Drive my Car: Sílabas en silencio



Empiezo diciendo que Drive my Car es una película sobre personas que intentan aprender a olvidar, pero que se rehúsan a ser olvidadas. Estas personas, todas relacionadas de una manera u otra con el lenguaje, coexisten en intervalos de silencios desastrosos y febriles. Se ponen la máscara de los gestos sintéticos, su garganta se convierte en grabadora, y caminan, automáticos, al escenario. Fingen, se pelean con los otros que fingen, se odian porque ya no saben cómo dejar de fingir, porque se han pasado tanto tiempo metidos en sus disfraces, que sin ellos se presienten desnudos, o peor, invisibles. 

Para todas estas miradas afligidas y desviadas, el idioma es un laberinto sin entrada y sin salida, una ansiosa heterotopía de realidades privadas. No encuentran a los otros en el laberinto, pero tampoco se encuentran a sí mismos. Y cuando quieren gritar, cuando el auxilio se vuelve necesario, los labios permanecen quietos, la lengua se petrifica. Como si no tuviéramos boca. No decimos nada, aunque lo estamos pensando todo. No hay pensamiento que no nos esté cruzando la cabeza, en un hervidero de neuronas asociadas a palabras, siluetas y cigarros cenicientos. 

Una actora que se comunica en el lenguaje de señas surcoreano casada con una japonés que trabaja con un director angloparlante y que pone a una chica que habla mandarín y a un chico que habla japonés en la misma escena. Una escritora de televisión casada con un dramaturgo, una madre sin hija y una esposa infiel, transcribiendo las obras de Dostoievski a los signos del teatro experimental. En ese entramado de malentendidos que es el elenco de personajes de Drive my Car, a los idiomas les van saliendo grietas y fracturas, se burlan de sus hablantes, cambian el sentido de las palabras, los confunden y los obligan a buscar significado en otros alfabetos. 

Es por esto que el título captura a la perfección el sentido global de la película, dejar que alguien entre y conduzca tu vida, que te acompañe a los lugares que ya hace rato dejaron de significar lo mismo, que te cambie las rutas, que te tome de la mano mientras acelera en la curva y no mira a la carretera porque te está mirando a ti. Todos somos copilotos, y no hay nadie frente al asiento, y podemos ser espectadores de nuestro propio accidente, o movernos, reaccionar, cambiar, y empezar a elegir direcciones en la carretera de un solo sentido que es la vida. Drive my Car consigue hablarnos de esta verdad con sus planos suaves y largos, azules, grises, tristes. Su lentitud nos sirve de brújula interescénica. Y nos lleva de la mano en su laberinto intertextual, nos deja pistas sutiles para seguir el camino. "El texto te está hablando", le dice el director a uno de sus actores más jóvenes, y luego gira la mirada, muy sutilmente, hacia el borde del plano, hacia nosotros. 
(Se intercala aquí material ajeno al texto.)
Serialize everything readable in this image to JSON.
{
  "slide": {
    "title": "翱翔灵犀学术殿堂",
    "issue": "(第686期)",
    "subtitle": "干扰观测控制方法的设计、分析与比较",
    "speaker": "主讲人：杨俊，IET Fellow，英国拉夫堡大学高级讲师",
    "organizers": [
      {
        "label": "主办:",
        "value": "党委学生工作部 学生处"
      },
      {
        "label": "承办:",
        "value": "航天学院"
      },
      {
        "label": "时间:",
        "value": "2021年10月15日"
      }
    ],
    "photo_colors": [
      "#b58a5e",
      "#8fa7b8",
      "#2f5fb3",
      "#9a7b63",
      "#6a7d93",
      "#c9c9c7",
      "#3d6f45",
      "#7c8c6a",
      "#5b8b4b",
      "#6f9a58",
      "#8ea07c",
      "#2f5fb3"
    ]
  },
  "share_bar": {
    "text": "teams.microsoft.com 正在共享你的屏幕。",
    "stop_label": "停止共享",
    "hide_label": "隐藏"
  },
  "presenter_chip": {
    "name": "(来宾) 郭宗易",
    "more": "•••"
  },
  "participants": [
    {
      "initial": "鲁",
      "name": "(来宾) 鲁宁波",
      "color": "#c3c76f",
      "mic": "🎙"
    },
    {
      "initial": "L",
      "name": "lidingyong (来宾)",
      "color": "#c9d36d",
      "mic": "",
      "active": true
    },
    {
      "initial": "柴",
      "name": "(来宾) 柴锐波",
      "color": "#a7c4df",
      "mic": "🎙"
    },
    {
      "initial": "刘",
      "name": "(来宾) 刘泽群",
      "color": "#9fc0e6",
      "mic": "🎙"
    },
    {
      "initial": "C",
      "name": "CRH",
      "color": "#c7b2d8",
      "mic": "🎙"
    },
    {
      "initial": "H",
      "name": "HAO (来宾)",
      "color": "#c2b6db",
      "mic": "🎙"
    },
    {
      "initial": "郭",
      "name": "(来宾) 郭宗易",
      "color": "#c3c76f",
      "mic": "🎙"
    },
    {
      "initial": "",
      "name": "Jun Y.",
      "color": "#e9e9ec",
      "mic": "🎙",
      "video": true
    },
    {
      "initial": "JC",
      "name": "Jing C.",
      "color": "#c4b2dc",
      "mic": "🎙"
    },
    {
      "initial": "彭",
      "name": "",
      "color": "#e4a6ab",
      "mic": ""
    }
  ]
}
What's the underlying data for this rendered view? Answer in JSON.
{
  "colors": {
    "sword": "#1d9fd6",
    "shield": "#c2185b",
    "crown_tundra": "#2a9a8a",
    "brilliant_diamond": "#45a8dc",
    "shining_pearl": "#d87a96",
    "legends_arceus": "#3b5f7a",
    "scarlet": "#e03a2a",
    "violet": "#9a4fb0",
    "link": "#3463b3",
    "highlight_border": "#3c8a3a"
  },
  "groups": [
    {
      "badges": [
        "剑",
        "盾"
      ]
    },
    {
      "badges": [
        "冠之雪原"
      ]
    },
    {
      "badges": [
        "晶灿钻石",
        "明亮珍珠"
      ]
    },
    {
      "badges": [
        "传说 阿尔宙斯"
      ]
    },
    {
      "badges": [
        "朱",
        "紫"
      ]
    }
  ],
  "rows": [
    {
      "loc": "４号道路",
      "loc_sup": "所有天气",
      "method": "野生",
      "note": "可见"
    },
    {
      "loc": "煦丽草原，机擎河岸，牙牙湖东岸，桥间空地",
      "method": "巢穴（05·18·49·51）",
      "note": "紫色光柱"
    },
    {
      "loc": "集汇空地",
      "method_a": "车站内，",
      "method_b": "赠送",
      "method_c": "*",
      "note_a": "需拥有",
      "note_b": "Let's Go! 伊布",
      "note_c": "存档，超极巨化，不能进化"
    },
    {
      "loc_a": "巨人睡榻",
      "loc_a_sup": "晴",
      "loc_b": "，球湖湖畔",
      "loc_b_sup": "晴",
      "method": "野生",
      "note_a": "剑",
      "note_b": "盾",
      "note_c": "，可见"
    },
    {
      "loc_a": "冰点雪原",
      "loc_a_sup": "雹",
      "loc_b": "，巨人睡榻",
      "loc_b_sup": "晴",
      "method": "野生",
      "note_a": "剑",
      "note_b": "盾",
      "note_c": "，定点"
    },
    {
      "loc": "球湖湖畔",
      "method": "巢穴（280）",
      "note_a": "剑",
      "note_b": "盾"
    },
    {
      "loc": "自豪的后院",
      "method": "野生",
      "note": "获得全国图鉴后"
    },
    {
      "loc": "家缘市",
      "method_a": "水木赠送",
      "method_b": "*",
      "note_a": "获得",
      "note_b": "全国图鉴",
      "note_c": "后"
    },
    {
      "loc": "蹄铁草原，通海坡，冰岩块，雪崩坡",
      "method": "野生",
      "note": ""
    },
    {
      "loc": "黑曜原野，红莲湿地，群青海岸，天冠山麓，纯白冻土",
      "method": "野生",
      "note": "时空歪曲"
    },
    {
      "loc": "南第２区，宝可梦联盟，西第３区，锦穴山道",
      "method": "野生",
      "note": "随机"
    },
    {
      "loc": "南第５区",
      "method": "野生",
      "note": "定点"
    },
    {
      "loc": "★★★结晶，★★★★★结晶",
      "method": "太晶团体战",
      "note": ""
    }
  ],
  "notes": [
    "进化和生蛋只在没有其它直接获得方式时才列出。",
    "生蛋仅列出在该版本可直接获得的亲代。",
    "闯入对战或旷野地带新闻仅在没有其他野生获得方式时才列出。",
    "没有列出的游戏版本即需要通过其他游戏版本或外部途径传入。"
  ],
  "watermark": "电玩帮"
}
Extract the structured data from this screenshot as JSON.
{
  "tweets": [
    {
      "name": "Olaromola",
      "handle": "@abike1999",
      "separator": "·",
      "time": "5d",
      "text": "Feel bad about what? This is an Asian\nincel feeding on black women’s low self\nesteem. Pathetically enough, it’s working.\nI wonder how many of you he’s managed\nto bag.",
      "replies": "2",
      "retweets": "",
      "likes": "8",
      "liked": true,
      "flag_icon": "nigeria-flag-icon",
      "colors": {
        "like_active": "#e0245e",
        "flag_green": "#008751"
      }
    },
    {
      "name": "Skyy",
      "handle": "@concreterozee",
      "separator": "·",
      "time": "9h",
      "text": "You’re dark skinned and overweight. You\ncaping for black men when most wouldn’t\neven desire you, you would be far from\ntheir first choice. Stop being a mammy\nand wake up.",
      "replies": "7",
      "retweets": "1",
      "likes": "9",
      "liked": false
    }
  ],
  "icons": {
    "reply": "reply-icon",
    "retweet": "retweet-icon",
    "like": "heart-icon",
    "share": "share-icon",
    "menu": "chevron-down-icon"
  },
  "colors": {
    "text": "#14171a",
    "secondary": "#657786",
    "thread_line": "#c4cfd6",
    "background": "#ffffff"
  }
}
Porque el lenguaje no me crea, ni crea realidad, ni nada. Es un refugio en donde se alojan los tiempos que ya no son, una tubería lineal de horas oxidadas. Una tentativa caligráfica de paralizar los músculos de Saturno, para que ya no se devore a sus crías. Pero Saturno continuará su festín infanticida, y seguirá anclado a su gravedad, girando junto a la luna. Y cada segundo que pasa yo me vuelvo más viejo, cada segundo me quita algo, se va llevando algo de lo que soy, y le deja menos de mí al futuro. Y precisamente porque eso ocurre, porque el tiempo pasa y yo le paso al tiempo, debo moverme, debo salir del teatro y entrar a la calle, a mi casa, a mi escuela y a mi propia vida. Gracias en japonés a Ryusuke Hamaguchi y todo el equipo tras Drive my Car, por hacerme entender que también nos entendemos a través del silencio, que las miradas hablan y las manos lloran, y que nos hace muchísima falta aprender a llorar.